Cassidy pressed that interoperability might be the goal, yet he expressed his skepticism about the likelihood of it in fact being achieved. DeSalvo replied that “what the VA and DoD have done now is they have found a solution to exchange information,” and “if you’re at the bedside with the patient you can see the records from the VA and DoD—so they’ve taken that first step.” She revealed that the “integrating of the data requires having the same core data elements, so there’s a technology issue which is solvable.” DeSalvo added that there’s also a “policy and culture issue” which she offered is “honestly a harder one” to solve.

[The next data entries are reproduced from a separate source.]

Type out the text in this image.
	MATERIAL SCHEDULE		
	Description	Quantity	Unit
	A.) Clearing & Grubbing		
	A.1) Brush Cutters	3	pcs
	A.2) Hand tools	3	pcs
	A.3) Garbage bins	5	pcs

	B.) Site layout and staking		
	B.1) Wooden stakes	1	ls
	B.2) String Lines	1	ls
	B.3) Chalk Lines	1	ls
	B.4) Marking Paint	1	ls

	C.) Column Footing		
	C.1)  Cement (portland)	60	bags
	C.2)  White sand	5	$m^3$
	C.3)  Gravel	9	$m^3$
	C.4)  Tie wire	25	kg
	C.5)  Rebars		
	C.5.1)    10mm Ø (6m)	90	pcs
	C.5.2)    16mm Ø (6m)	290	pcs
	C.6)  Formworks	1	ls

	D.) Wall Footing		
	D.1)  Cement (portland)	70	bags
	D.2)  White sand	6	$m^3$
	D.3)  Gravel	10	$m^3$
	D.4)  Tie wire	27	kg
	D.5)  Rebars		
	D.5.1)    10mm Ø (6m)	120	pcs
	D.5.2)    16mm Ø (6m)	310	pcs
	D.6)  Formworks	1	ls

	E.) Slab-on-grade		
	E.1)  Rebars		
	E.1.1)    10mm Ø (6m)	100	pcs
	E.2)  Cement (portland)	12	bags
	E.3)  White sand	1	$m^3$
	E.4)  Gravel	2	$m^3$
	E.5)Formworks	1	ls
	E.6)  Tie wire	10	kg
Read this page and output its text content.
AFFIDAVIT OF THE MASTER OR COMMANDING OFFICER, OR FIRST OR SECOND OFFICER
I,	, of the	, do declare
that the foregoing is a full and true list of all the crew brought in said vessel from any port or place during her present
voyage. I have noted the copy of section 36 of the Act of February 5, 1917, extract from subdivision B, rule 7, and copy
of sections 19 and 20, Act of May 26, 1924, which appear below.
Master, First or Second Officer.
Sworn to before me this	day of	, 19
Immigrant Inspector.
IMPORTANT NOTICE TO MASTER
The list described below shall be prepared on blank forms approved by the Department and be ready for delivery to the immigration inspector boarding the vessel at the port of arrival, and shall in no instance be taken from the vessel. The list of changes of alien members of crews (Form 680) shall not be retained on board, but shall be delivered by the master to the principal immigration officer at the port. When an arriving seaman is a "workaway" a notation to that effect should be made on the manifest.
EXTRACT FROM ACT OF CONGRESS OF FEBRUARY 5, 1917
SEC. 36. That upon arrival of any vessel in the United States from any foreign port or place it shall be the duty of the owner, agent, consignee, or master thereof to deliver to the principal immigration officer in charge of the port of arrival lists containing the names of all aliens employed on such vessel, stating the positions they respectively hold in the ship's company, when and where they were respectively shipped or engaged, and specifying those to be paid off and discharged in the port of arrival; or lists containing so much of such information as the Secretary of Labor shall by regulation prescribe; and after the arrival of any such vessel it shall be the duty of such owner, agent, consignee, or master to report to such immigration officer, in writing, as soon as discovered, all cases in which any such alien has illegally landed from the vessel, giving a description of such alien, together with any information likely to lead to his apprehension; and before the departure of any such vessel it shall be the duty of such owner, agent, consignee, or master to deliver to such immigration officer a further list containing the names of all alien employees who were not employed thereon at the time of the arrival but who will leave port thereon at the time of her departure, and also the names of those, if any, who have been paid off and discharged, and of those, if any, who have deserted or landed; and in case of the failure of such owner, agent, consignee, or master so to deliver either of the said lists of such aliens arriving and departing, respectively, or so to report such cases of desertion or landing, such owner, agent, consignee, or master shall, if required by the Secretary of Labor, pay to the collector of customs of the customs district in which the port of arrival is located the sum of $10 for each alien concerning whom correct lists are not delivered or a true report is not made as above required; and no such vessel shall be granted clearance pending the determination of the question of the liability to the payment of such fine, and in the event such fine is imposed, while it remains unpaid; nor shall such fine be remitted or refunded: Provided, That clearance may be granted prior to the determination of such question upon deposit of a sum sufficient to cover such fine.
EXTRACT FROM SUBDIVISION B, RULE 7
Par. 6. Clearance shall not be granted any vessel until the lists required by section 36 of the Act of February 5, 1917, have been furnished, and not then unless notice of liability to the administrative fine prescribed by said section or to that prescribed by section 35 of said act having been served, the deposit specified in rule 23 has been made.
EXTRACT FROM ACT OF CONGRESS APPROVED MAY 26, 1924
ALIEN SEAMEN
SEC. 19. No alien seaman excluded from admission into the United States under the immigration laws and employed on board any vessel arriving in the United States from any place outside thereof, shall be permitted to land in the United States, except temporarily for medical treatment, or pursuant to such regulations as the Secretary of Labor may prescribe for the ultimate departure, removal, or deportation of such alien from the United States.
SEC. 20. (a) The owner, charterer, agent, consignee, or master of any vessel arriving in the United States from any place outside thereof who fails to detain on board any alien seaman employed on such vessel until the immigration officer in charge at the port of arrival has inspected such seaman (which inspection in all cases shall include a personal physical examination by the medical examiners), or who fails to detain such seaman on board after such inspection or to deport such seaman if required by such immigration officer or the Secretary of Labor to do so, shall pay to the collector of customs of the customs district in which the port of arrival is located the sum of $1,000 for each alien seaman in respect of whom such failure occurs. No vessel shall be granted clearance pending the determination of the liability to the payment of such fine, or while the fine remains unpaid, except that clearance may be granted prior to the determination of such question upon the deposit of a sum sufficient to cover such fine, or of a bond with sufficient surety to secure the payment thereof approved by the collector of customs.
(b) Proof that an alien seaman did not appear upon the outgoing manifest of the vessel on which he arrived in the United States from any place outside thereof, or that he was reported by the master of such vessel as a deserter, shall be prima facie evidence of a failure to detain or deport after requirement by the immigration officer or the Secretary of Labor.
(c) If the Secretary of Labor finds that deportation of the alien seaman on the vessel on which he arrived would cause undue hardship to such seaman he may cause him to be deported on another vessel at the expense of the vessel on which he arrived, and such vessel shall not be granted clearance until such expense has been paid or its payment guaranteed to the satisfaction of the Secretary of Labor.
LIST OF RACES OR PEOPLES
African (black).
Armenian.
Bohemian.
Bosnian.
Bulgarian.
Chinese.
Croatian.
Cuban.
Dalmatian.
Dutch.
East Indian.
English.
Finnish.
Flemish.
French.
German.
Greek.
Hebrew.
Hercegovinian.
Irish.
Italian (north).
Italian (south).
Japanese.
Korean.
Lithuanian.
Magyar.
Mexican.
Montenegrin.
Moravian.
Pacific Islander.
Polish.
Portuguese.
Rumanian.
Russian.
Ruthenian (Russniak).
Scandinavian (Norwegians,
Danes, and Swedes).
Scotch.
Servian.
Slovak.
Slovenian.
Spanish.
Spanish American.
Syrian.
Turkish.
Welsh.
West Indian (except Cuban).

In 2013, DOD and VA cancelled plans to jointly develop an integrated EHR system due to cost and schedule challenges, and instead decided to pursue separate efforts. But, as Cassidy referenced in his questioning of DeSalvo, a July 2014 audit by the Government Accountability Office found that DoD and VA are not making a lot of progress on their plans to modernize their respective EHRs, including provisions for interoperability between the two systems.

The senator pointedly asked: “Is it part of the initial [DoD request for proposals] that [vendors] cannot block and that the VA has to be able to share?” DeSalvo answered in the affirmative that “yes, that is the intention of the DoD” but stopped short of guaranteeing it, deferring to DoD.  

 “The DoD’s acquisition of a new electronic health record is one of the most important things that’s going to happen on the health IT landscape, and we are intimately involved in that,” added DeSalvo. “The Department of Defense, for example, has embedded staff with us at ONC to see that we’re communicating.”

DoD’s goal is to begin deployment of the new system by the end of fiscal 2016. Under the planned EHR system, medical records would seamlessly move between DoD organizations and private healthcare practitioners, providing a comprehensive real-time health record for service members and their families and beneficiaries. The selection of an EHR system is expected later this year.